Satanic Cattle

This is a poem my brother and I wrote while I was going to school in St. Joe in 1993. I had a poetry teacher I couldn’t stand, but who absolutely loved me. So, basically, we wrote this poem to mock the entire art form, my teacher knew it, and he was not really very happy with me for doing it. I think his exact comment was, “The rhyme is cloying.” Well, duh.

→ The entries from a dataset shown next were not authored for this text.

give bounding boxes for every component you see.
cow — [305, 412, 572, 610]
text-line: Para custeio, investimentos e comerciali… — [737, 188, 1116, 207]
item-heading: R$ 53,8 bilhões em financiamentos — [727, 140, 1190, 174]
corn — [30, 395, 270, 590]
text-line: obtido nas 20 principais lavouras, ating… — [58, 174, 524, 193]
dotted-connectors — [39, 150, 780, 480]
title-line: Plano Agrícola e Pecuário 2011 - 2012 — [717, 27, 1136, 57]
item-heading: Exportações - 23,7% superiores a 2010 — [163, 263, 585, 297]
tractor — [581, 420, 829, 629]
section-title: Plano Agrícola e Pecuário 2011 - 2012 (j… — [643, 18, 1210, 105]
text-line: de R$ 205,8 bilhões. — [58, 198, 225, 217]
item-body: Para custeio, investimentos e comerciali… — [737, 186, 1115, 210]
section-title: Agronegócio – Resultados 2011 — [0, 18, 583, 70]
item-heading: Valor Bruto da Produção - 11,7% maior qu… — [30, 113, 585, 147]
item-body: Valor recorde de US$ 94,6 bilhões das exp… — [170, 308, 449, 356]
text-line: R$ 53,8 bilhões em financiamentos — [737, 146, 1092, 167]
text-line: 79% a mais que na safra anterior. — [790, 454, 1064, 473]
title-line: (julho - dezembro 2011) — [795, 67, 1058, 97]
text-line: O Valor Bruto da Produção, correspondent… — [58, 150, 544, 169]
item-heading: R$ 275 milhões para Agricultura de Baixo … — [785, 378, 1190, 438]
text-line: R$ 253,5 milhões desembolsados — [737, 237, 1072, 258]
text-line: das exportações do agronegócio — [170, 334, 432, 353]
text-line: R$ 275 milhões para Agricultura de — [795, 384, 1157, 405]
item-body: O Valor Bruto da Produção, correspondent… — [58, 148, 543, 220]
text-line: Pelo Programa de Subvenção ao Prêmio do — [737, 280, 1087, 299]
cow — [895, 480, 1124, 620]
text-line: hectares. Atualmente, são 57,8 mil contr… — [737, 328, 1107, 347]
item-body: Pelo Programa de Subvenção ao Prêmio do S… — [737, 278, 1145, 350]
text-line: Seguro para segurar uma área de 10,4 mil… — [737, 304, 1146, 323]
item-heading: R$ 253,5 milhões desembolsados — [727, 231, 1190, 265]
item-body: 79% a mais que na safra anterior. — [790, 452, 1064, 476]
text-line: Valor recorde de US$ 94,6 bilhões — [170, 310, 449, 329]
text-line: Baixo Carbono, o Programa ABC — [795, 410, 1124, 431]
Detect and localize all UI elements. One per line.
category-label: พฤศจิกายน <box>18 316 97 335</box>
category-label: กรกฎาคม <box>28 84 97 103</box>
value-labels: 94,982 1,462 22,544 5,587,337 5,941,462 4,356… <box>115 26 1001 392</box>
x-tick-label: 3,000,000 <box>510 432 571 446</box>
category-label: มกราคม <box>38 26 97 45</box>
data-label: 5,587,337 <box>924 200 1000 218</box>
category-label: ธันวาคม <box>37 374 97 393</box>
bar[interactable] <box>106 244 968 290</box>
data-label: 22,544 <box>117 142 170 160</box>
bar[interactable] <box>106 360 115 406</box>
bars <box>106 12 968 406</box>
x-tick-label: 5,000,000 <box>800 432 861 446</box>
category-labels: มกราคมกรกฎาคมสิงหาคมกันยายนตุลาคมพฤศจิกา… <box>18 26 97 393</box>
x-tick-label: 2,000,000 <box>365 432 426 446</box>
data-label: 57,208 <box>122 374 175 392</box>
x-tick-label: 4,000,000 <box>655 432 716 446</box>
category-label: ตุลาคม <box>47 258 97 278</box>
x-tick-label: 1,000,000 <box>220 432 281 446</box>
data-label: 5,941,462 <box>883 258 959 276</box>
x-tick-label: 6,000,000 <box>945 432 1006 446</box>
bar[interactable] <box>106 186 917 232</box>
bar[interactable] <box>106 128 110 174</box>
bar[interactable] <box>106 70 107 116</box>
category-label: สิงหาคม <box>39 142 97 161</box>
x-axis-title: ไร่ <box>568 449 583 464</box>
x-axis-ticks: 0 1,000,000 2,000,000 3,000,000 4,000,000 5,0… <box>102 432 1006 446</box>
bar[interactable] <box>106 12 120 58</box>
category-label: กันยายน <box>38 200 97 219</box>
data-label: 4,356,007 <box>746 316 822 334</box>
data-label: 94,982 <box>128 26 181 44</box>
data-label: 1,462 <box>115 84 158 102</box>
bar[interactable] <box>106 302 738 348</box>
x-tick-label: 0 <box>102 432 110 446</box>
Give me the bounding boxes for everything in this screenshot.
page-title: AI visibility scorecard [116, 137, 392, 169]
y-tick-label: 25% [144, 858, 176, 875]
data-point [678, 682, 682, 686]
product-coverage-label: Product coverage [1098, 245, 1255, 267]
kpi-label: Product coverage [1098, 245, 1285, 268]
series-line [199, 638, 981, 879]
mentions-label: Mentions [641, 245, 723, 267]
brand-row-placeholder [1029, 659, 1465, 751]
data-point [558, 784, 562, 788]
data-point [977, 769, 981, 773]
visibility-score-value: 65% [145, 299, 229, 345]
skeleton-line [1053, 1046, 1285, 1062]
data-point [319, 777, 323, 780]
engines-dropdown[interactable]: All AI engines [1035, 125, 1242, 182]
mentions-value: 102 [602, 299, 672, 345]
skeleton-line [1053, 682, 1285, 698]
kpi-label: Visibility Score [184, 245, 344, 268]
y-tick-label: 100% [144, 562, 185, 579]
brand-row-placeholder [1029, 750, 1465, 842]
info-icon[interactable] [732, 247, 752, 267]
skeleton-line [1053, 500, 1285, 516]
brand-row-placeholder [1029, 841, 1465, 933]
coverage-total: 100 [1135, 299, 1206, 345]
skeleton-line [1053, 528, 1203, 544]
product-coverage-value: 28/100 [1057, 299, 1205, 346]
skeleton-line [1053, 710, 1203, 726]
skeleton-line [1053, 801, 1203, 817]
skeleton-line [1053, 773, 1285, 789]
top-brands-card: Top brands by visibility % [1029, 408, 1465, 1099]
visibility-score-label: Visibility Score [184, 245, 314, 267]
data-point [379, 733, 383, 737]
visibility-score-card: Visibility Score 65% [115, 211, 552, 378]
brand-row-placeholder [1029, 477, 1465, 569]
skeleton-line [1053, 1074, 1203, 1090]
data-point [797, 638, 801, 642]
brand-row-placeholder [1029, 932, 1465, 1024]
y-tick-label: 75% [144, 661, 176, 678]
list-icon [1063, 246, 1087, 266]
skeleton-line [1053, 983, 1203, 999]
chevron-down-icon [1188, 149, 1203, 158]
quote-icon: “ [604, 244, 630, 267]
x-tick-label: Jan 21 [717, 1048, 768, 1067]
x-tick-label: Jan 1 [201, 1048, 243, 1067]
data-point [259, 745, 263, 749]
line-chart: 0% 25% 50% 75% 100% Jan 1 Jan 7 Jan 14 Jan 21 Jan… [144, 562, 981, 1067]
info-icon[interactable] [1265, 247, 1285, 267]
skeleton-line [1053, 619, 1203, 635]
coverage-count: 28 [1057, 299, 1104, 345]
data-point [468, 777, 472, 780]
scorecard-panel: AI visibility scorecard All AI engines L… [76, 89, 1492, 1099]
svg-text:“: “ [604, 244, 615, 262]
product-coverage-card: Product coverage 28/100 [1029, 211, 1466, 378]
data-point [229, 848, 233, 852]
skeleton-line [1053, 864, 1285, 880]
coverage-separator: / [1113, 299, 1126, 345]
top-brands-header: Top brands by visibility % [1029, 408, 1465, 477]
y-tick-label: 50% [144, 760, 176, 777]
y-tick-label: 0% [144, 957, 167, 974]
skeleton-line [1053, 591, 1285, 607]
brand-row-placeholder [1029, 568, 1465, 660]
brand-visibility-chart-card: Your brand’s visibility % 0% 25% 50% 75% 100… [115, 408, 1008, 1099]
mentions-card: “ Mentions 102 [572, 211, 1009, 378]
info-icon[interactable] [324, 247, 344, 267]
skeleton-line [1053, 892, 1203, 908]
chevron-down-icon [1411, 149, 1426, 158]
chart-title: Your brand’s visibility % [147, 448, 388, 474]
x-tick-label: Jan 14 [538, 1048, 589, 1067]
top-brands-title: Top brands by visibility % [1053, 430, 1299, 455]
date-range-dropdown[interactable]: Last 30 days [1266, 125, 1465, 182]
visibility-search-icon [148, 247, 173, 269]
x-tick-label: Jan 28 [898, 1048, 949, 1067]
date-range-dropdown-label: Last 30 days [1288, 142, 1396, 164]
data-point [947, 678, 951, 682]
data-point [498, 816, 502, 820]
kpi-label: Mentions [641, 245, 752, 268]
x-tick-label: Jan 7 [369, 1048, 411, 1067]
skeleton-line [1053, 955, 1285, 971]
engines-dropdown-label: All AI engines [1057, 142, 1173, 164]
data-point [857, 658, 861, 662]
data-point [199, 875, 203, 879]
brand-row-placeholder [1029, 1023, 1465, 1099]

You have to start from where you’re at—
Take the highway; watch bugs splat
On your windshield, rat-a-tat-tat.
like an ethereal welcome mat,
that lies above the ozone hat.
About which environmentalists love to chat.
Some days, you hit cats.
others, you’re not so lucky as that.
But only if you start where you’re at.

When you reach St. Joe
(an urban dynamo)
where strawberry sundaes don’t melt so slow,
And poets you know
read Richard Hugo,
not Victor, who I’ve heard, drives a green Yugo.
Then, amigo,
You’ll be aware of that emerald auto,
and it’s pounding staccato.

This city has an angst of its own,
Above the clamor of fiendish traffic,
Above the drone of wailing industry.
For satanic cattle roam the fields,
And quote ribald verses with the power they wield.
Then they shit all over like they’re on deal-a-meal.
Bubba, your uncle, and your sister, his wife,
have invited you over for a fight with a knife.
Though friendly it may be, you politely decline.

“You’ll get used to it,” they say,
As they all run away,
in frantic display
of unseemly trepida-
tion. For above your head,
There glows bright red,
A mushroom cloud, and now you’re dead.
So much for St. Joe, the pundits said.
They wheel you away, though minus your head.